1. Generalized Sample and Aggregate

Design a variant of sample and aggregate which does not require the analyst to specify the output range of the query function \(f\).

Ideas: use SVT to find good upper and lower bounds on \(f(x)\) for the whole dataset first. The result of \(clip(f(x), lower, upper)\) has bounded sensitivity, so we can use this query with SVT. Then use sample and aggregate with these upper and lower bounds.

2. Summary Statistics

Design an algorithm to produce differentially private versions of the following statistics:

  • Mean: \(\mu = \frac{1}{n} \sum_{i=1}^n x_i\)

  • Variance: \(var = \frac{1}{n} \sum_{i=1}^n (x_i - \mu)^2\)

  • Standard deviation: \(\sigma = \sqrt{\frac{1}{n} \sum_{i=1}^n (x_i - \mu)^2}\)

Ideas:

Mean

  1. Use SVT to find upper and lower clipping bounds

  2. Compute noisy sum and count, and derive mean by post-processing

Variance

  1. Split it into a count query (\(\frac{1}{n}\) - we have the answer from above) and a sum query

  2. What’s the sensitivity of \(\sum_{i=1}^n (x_i - \mu)^2\)? It’s \(b^2\); we can clip and compute \(\sum_{i=1}^n (x_i - \mu)^2\), then multiply by (1) by post processing

Standard Deviation

  1. Just take the square root of variance

Total queries:

  • Lower clipping bound (SVT)

  • Upper clipping bound (SVT)

  • Noisy sum (mean)

  • Noisy count

  • Noisy sum (variance)

3. Heavy Hitters

Google’s RAPPOR system [16] is designed to find the most popular settings for Chrome’s home page. Design an algorithm which:

  • Given a list of the 10,000 most popular web pages by traffic,

  • Determines the top 10 most-popular home pages out of the 10,000 most popular web pages

Ideas: Use parallel composition and take the noisy top 10

4. Hierarchical Queries

Design an algorithm to produce summary statistics for the U.S. Census. Your algorithm should produce total population counts at the following levels:

  • Census tract

  • City / town

  • ZIP Code

  • County

  • State

  • USA

Ideas:

Idea 1: Only compute the bottom level (census tract), using parallel composition. Add up all the tract counts to get the city counts, and so on up the hierarchy. Advantage: lowers privacy budget.

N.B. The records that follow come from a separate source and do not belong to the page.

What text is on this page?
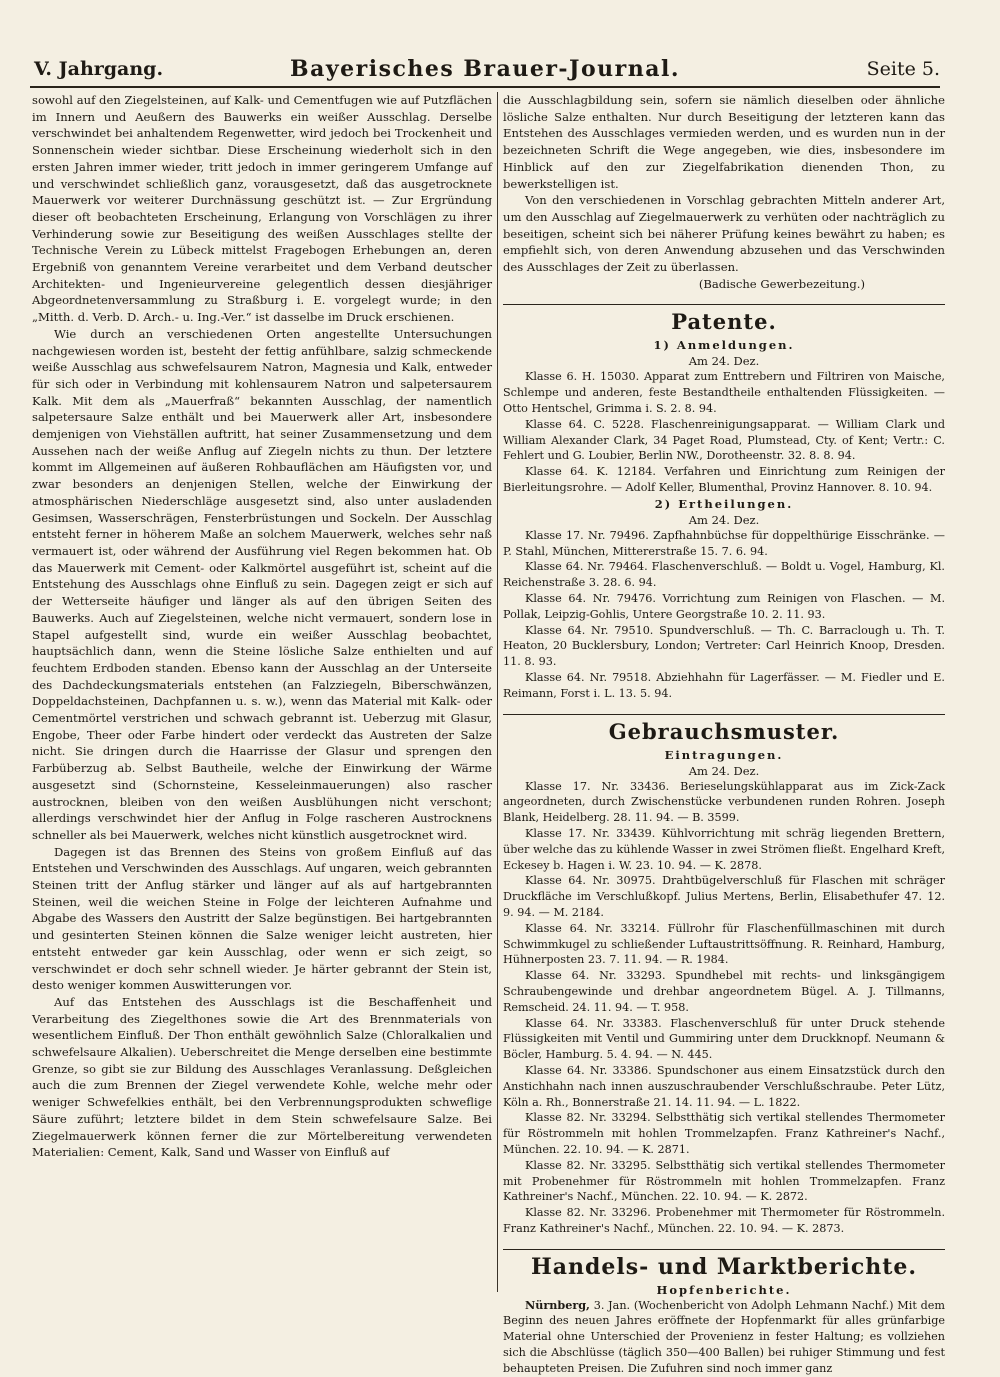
V. Jahrgang.	Bayerisches Brauer-Journal.	Seite 5.

sowohl auf den Ziegelsteinen, auf Kalk- und Cementfugen wie auf Putzflächen im Innern und Aeußern des Bauwerks ein weißer Ausschlag. Derselbe verschwindet bei anhaltendem Regenwetter, wird jedoch bei Trockenheit und Sonnenschein wieder sichtbar. Diese Erscheinung wiederholt sich in den ersten Jahren immer wieder, tritt jedoch in immer geringerem Umfange auf und verschwindet schließlich ganz, vorausgesetzt, daß das ausgetrocknete Mauerwerk vor weiterer Durchnässung geschützt ist. — Zur Ergründung dieser oft beobachteten Erscheinung, Erlangung von Vorschlägen zu ihrer Verhinderung sowie zur Beseitigung des weißen Ausschlages stellte der Technische Verein zu Lübeck mittelst Fragebogen Erhebungen an, deren Ergebniß von genanntem Vereine verarbeitet und dem Verband deutscher Architekten- und Ingenieurvereine gelegentlich dessen diesjähriger Abgeordnetenversammlung zu Straßburg i. E. vorgelegt wurde; in den „Mitth. d. Verb. D. Arch.- u. Ing.-Ver.“ ist dasselbe im Druck erschienen.

Wie durch an verschiedenen Orten angestellte Untersuchungen nachgewiesen worden ist, besteht der fettig anfühlbare, salzig schmeckende weiße Ausschlag aus schwefelsaurem Natron, Magnesia und Kalk, entweder für sich oder in Verbindung mit kohlensaurem Natron und salpetersaurem Kalk. Mit dem als „Mauerfraß“ bekannten Ausschlag, der namentlich salpetersaure Salze enthält und bei Mauerwerk aller Art, insbesondere demjenigen von Viehställen auftritt, hat seiner Zusammensetzung und dem Aussehen nach der weiße Anflug auf Ziegeln nichts zu thun. Der letztere kommt im Allgemeinen auf äußeren Rohbauflächen am Häufigsten vor, und zwar besonders an denjenigen Stellen, welche der Einwirkung der atmosphärischen Niederschläge ausgesetzt sind, also unter ausladenden Gesimsen, Wasserschrägen, Fensterbrüstungen und Sockeln. Der Ausschlag entsteht ferner in höherem Maße an solchem Mauerwerk, welches sehr naß vermauert ist, oder während der Ausführung viel Regen bekommen hat. Ob das Mauerwerk mit Cement- oder Kalkmörtel ausgeführt ist, scheint auf die Entstehung des Ausschlags ohne Einfluß zu sein. Dagegen zeigt er sich auf der Wetterseite häufiger und länger als auf den übrigen Seiten des Bauwerks. Auch auf Ziegelsteinen, welche nicht vermauert, sondern lose in Stapel aufgestellt sind, wurde ein weißer Ausschlag beobachtet, hauptsächlich dann, wenn die Steine lösliche Salze enthielten und auf feuchtem Erdboden standen. Ebenso kann der Ausschlag an der Unterseite des Dachdeckungsmaterials entstehen (an Falzziegeln, Biberschwänzen, Doppeldachsteinen, Dachpfannen u. s. w.), wenn das Material mit Kalk- oder Cementmörtel verstrichen und schwach gebrannt ist. Ueberzug mit Glasur, Engobe, Theer oder Farbe hindert oder verdeckt das Austreten der Salze nicht. Sie dringen durch die Haarrisse der Glasur und sprengen den Farbüberzug ab. Selbst Bautheile, welche der Einwirkung der Wärme ausgesetzt sind (Schornsteine, Kesseleinmauerungen) also rascher austrocknen, bleiben von den weißen Ausblühungen nicht verschont; allerdings verschwindet hier der Anflug in Folge rascheren Austrocknens schneller als bei Mauerwerk, welches nicht künstlich ausgetrocknet wird.

Dagegen ist das Brennen des Steins von großem Einfluß auf das Entstehen und Verschwinden des Ausschlags. Auf ungaren, weich gebrannten Steinen tritt der Anflug stärker und länger auf als auf hartgebrannten Steinen, weil die weichen Steine in Folge der leichteren Aufnahme und Abgabe des Wassers den Austritt der Salze begünstigen. Bei hartgebrannten und gesinterten Steinen können die Salze weniger leicht austreten, hier entsteht entweder gar kein Ausschlag, oder wenn er sich zeigt, so verschwindet er doch sehr schnell wieder. Je härter gebrannt der Stein ist, desto weniger kommen Auswitterungen vor.

Auf das Entstehen des Ausschlags ist die Beschaffenheit und Verarbeitung des Ziegelthones sowie die Art des Brennmaterials von wesentlichem Einfluß. Der Thon enthält gewöhnlich Salze (Chloralkalien und schwefelsaure Alkalien). Ueberschreitet die Menge derselben eine bestimmte Grenze, so gibt sie zur Bildung des Ausschlages Veranlassung. Deßgleichen auch die zum Brennen der Ziegel verwendete Kohle, welche mehr oder weniger Schwefelkies enthält, bei den Verbrennungsprodukten schweflige Säure zuführt; letztere bildet in dem Stein schwefelsaure Salze. Bei Ziegelmauerwerk können ferner die zur Mörtelbereitung verwendeten Materialien: Cement, Kalk, Sand und Wasser von Einfluß auf

die Ausschlagbildung sein, sofern sie nämlich dieselben oder ähnliche lösliche Salze enthalten. Nur durch Beseitigung der letzteren kann das Entstehen des Ausschlages vermieden werden, und es wurden nun in der bezeichneten Schrift die Wege angegeben, wie dies, insbesondere im Hinblick auf den zur Ziegelfabrikation dienenden Thon, zu bewerkstelligen ist.

Von den verschiedenen in Vorschlag gebrachten Mitteln anderer Art, um den Ausschlag auf Ziegelmauerwerk zu verhüten oder nachträglich zu beseitigen, scheint sich bei näherer Prüfung keines bewährt zu haben; es empfiehlt sich, von deren Anwendung abzusehen und das Verschwinden des Ausschlages der Zeit zu überlassen.

(Badische Gewerbezeitung.)

Patente.
1) Anmeldungen.
Am 24. Dez.

Klasse 6. H. 15030. Apparat zum Enttrebern und Filtriren von Maische, Schlempe und anderen, feste Bestandtheile enthaltenden Flüssigkeiten. — Otto Hentschel, Grimma i. S. 2. 8. 94.

Klasse 64. C. 5228. Flaschenreinigungsapparat. — William Clark und William Alexander Clark, 34 Paget Road, Plumstead, Cty. of Kent; Vertr.: C. Fehlert und G. Loubier, Berlin NW., Dorotheenstr. 32. 8. 8. 94.

Klasse 64. K. 12184. Verfahren und Einrichtung zum Reinigen der Bierleitungsrohre. — Adolf Keller, Blumenthal, Provinz Hannover. 8. 10. 94.

2) Ertheilungen.
Am 24. Dez.

Klasse 17. Nr. 79496. Zapfhahnbüchse für doppelthürige Eisschränke. — P. Stahl, München, Mittererstraße 15. 7. 6. 94.

Klasse 64. Nr. 79464. Flaschenverschluß. — Boldt u. Vogel, Hamburg, Kl. Reichenstraße 3. 28. 6. 94.

Klasse 64. Nr. 79476. Vorrichtung zum Reinigen von Flaschen. — M. Pollak, Leipzig-Gohlis, Untere Georgstraße 10. 2. 11. 93.

Klasse 64. Nr. 79510. Spundverschluß. — Th. C. Barraclough u. Th. T. Heaton, 20 Bucklersbury, London; Vertreter: Carl Heinrich Knoop, Dresden. 11. 8. 93.

Klasse 64. Nr. 79518. Abziehhahn für Lagerfässer. — M. Fiedler und E. Reimann, Forst i. L. 13. 5. 94.

Gebrauchsmuster.
Eintragungen.
Am 24. Dez.

Klasse 17. Nr. 33436. Berieselungskühlapparat aus im Zick-Zack angeordneten, durch Zwischenstücke verbundenen runden Rohren. Joseph Blank, Heidelberg. 28. 11. 94. — B. 3599.

Klasse 17. Nr. 33439. Kühlvorrichtung mit schräg liegenden Brettern, über welche das zu kühlende Wasser in zwei Strömen fließt. Engelhard Kreft, Eckesey b. Hagen i. W. 23. 10. 94. — K. 2878.

Klasse 64. Nr. 30975. Drahtbügelverschluß für Flaschen mit schräger Druckfläche im Verschlußkopf. Julius Mertens, Berlin, Elisabethufer 47. 12. 9. 94. — M. 2184.

Klasse 64. Nr. 33214. Füllrohr für Flaschenfüllmaschinen mit durch Schwimmkugel zu schließender Luftaustrittsöffnung. R. Reinhard, Hamburg, Hühnerposten 23. 7. 11. 94. — R. 1984.

Klasse 64. Nr. 33293. Spundhebel mit rechts- und linksgängigem Schraubengewinde und drehbar angeordnetem Bügel. A. J. Tillmanns, Remscheid. 24. 11. 94. — T. 958.

Klasse 64. Nr. 33383. Flaschenverschluß für unter Druck stehende Flüssigkeiten mit Ventil und Gummiring unter dem Druckknopf. Neumann & Böcler, Hamburg. 5. 4. 94. — N. 445.

Klasse 64. Nr. 33386. Spundschoner aus einem Einsatzstück durch den Anstichhahn nach innen auszuschraubender Verschlußschraube. Peter Lütz, Köln a. Rh., Bonnerstraße 21. 14. 11. 94. — L. 1822.

Klasse 82. Nr. 33294. Selbstthätig sich vertikal stellendes Thermometer für Röstrommeln mit hohlen Trommelzapfen. Franz Kathreiner's Nachf., München. 22. 10. 94. — K. 2871.

Klasse 82. Nr. 33295. Selbstthätig sich vertikal stellendes Thermometer mit Probenehmer für Röstrommeln mit hohlen Trommelzapfen. Franz Kathreiner's Nachf., München. 22. 10. 94. — K. 2872.

Klasse 82. Nr. 33296. Probenehmer mit Thermometer für Röstrommeln. Franz Kathreiner's Nachf., München. 22. 10. 94. — K. 2873.

Handels- und Marktberichte.
Hopfenberichte.

Nürnberg, 3. Jan. (Wochenbericht von Adolph Lehmann Nachf.) Mit dem Beginn des neuen Jahres eröffnete der Hopfenmarkt für alles grünfarbige Material ohne Unterschied der Provenienz in fester Haltung; es vollziehen sich die Abschlüsse (täglich 350—400 Ballen) bei ruhiger Stimmung und fest behaupteten Preisen. Die Zufuhren sind noch immer ganz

Idea 2: Compute counts at all levels, using parallel composition for each level. Tune the budget split using real data; probably we need more accuracy for the smaller levels of the hierarchy.

Idea 3: As (2), but also use post-processing to re-scale lower levels of the hierarchy based on higher ones; truncate counts to whole numbers; move negative counts to 0.

5. Workloads of Range Queries

Design an algorithm to accurately answer a workload of range queries. Range queries are queries on a single table of the form: “how many rows have a value for \(c\) between \(a\) and \(b\)?” (i.e. the count of rows which lie in a specific range).

Part 1

The whole workload is pre-specified as a finite sequence of ranges: \(\{(a_1, b_1), \dots, (a_k, b_k)\}\), and

Part 2

The length of the workload \(k\) is pre-specified, but queries arrive in a streaming fashion and must be answered as they arrive.

Part 3

The workload may be infinite.

Ideas:

Just run each query with sequential composition.

For part 1, combine them so we can use L2 sensitivity. When \(k\) is large, this will work well with Gaussian noise.

Or, build synthetic data:

  • For each range \((i, i+1)\), find a count (parallel composition). This is a synthetic data representation! We can answer infinitely many queries by adding up the counts of all the segments in this histogram which are contained in the desired interval.

  • For part 2, use SVT

For SVT: for each query in the stream, ask how far the real answer is from the synthetic data answer. If it’s far, query the real answer’s range (as a histogram, using parallel composition) and update the synthetic data. Otherwise just give the synthetic data answer. This way you ONLY pay for updates to the synthetic data.